# Question on sexing cuckoo maran...



## Dazlin (Nov 26, 2007)

I have a three month old cuckoo maran, and I just can't tell if it's a roo or not. It has tall thick legs, and bright comb, but no feather markings at all. No tail at all either, looks sort of round rumped. Other than that the barring is distinct, it's black with white barring, and can't see any hints of green that most roos get on the tail. I have someone coming for my roos(hopefully), and want to be sure. It's soo tall though, I would think it's a boy. Can you help me out on this one?
Also, do most young roos have thicker and longer legs, cause I've got others like that.


----------



## Wisconsin Ann (Feb 27, 2007)

By 3 months you should be seeing heavier legs, and much lighter coloring than the pullets. The combs will be growing larger, too. 

If you look closely at the saddle area...just in front of where the tail comes out, the feathers there should be showing or starting to show points instead of round tips. The cockeral's feathers will become very long and skinny and pointy there.

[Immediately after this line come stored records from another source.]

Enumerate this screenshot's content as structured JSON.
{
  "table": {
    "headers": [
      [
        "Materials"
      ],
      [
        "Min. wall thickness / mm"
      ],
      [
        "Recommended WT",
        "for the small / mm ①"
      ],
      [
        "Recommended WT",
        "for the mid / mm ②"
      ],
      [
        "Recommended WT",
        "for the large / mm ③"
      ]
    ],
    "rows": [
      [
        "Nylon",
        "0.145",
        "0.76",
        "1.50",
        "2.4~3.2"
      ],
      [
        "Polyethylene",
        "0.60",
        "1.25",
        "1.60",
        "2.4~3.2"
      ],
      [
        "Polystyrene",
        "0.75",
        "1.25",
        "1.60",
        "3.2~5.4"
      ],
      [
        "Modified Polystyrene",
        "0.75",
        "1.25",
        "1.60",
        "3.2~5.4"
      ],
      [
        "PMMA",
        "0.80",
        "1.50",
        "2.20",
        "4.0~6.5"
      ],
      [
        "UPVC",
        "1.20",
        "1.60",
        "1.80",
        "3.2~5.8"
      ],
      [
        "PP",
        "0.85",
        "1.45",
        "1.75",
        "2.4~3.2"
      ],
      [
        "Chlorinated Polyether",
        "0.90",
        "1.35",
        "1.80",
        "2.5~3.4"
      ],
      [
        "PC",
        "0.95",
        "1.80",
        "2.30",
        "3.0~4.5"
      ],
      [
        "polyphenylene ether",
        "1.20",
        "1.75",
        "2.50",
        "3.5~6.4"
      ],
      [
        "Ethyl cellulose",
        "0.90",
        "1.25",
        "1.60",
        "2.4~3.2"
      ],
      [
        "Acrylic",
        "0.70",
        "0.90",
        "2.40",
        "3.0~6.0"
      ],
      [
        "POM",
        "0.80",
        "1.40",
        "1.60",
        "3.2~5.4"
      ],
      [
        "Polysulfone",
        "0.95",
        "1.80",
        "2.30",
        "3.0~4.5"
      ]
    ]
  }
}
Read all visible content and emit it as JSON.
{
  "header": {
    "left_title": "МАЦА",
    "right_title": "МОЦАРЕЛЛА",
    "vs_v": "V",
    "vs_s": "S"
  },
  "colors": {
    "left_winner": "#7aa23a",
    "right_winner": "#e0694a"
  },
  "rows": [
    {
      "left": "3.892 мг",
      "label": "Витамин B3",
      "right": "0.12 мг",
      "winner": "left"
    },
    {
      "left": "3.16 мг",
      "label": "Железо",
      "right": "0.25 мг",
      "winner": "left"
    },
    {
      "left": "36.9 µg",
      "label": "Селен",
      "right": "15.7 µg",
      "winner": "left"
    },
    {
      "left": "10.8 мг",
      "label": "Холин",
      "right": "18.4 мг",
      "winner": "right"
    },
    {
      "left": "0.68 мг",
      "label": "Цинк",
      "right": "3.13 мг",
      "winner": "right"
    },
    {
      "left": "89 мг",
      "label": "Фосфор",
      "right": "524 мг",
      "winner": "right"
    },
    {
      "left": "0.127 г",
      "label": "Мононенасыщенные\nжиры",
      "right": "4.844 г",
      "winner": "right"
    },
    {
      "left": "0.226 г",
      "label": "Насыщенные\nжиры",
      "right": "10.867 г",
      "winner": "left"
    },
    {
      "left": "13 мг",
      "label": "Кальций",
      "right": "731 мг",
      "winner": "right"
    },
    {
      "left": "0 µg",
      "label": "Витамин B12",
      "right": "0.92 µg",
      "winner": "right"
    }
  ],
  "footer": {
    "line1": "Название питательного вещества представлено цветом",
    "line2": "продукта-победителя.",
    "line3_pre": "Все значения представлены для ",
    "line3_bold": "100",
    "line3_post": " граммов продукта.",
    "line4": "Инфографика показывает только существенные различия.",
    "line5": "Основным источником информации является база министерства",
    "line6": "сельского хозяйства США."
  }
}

Without going thru all my pics of the birds, take a look at feathersite's marans page. You will see, half way down the page, a picture of 3 cuckoo marans birds...3 months old. 2 pullets (dark, smaller combs) and 1 cockeral (lighter, with a larger redder comb)


----------



## harrisjnet (Jul 13, 2006)

Can you post a picture of the ones in question? If I saw it, I could tell you. 
My Marans pullets don't have red combs until they are almost ready to lay. The little roos will have a red comb from the beginning. Roosters also have the longer legs and will often look like they will be tailless and them all of a sudden they grow tail feathers. By three months old you can probably see Saddle feathers coming in right above the tail area. 
Good luck to you.


----------



## Dazlin (Nov 26, 2007)

Thanks for the replie...loved the pics on feathersite. Some of the hens had bright combs. I'll try to post a pic. The one thing, mine has those long legs.


----------



## Dazlin (Nov 26, 2007)

Oh, saddle feathers, the one that come down the back above the tail? Not hackle feathers, the ones around the collar area? Neither of those have any points or shape, yet.


----------



## KSALguy (Feb 14, 2006)

saddle feathers are the sex indicators, they are above the tail where you would put a saddle if you were to ride a chicken, just cause the feathers showing are not sex feathers doesnt mean there are not any growing in under them, the loose feathering chickens get first will hide the new growth for some time, a late bloomber will take a while for the sex feathers to show up before they loose the first feathers, but they are still there, just look under the first layer and see whats there


----------